Disclosures made to the attorney [by a defense-consulted expert] cannot be used to furnish proof of the government’s case. Disclosures made to the attorney’s expert should be equally unavailable, at least until he is placed on the witness stand. The attorney must be free to make an informed judgment with respect to the best course for the defense without the inhibition of creating a potential government witness.
If the state were allowed to subpoena [defense-consulted expert witnesses], the defense counsel’s initial effort to become fully informed as to the possibility or likelihood of ... valid ... defense[s] may be inhibited because of the potential that an adverse opinion will be used by the state.

Houston v.
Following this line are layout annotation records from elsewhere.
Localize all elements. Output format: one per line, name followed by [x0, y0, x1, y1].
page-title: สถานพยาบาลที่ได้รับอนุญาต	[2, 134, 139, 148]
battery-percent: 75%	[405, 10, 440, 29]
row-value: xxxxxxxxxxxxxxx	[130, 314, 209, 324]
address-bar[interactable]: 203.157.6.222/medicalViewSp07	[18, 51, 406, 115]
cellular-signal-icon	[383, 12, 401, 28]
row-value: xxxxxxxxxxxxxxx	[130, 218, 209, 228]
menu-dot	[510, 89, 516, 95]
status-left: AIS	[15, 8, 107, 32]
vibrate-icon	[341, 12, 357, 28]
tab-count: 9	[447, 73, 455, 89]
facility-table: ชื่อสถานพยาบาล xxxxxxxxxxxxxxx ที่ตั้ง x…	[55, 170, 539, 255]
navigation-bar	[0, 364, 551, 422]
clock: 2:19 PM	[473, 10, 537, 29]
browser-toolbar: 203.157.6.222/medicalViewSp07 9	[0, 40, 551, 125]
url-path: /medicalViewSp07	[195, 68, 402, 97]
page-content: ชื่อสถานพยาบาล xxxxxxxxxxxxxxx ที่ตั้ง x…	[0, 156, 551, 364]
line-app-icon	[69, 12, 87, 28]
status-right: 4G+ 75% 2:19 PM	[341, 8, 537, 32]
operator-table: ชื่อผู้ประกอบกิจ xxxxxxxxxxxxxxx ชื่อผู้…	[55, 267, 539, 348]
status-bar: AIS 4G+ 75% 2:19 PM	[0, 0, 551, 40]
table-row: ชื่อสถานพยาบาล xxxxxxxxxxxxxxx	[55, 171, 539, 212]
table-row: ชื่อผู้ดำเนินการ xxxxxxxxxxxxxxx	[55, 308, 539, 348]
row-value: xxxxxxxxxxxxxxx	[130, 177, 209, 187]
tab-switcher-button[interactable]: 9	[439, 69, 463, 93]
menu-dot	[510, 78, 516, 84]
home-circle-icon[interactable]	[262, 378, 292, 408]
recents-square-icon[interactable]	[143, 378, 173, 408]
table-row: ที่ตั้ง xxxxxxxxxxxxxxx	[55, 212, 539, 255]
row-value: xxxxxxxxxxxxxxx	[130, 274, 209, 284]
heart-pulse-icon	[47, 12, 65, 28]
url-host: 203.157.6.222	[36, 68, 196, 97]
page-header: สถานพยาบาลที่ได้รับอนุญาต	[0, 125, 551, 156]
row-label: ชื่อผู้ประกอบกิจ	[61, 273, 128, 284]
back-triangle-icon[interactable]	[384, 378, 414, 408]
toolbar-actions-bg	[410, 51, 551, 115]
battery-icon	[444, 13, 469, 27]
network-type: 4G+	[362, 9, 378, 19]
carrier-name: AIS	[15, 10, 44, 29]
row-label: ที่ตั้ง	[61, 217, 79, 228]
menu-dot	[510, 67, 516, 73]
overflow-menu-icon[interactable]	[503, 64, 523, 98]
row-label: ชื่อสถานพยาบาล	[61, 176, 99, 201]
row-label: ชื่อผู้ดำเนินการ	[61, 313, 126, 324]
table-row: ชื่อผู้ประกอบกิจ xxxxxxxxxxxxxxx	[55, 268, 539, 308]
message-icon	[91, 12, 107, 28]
State, 602 P.2d 784, 791-92 (Alaska 1979) (quoting United States v. Alvarez, 519 F.2d 1036 (3rd Cir.1975)). Birch’s attorney was in no way hindered from consulting experts or having an additional blood test done on behalf of the defense. No communications between defense counsel and any of his representatives or between Birch and his counsel were compromised. The danger to the attorney-client privilege against which Oines is a safeguard is not present in this case.

The judgment of the district court is AFFIRMED. 
      
      . Cf. Russell v. Anchorage, 706 P.2d 687, 692 (Alaska App.1985) (attorney-client privilege does not preclude testimony by experts consulted by a client without the involvement of an attorney).
     
      
      . The state apparently seized only one of the two vials of blood drawn after Birch's arrest, leaving the other vial available for additional testing by the defense.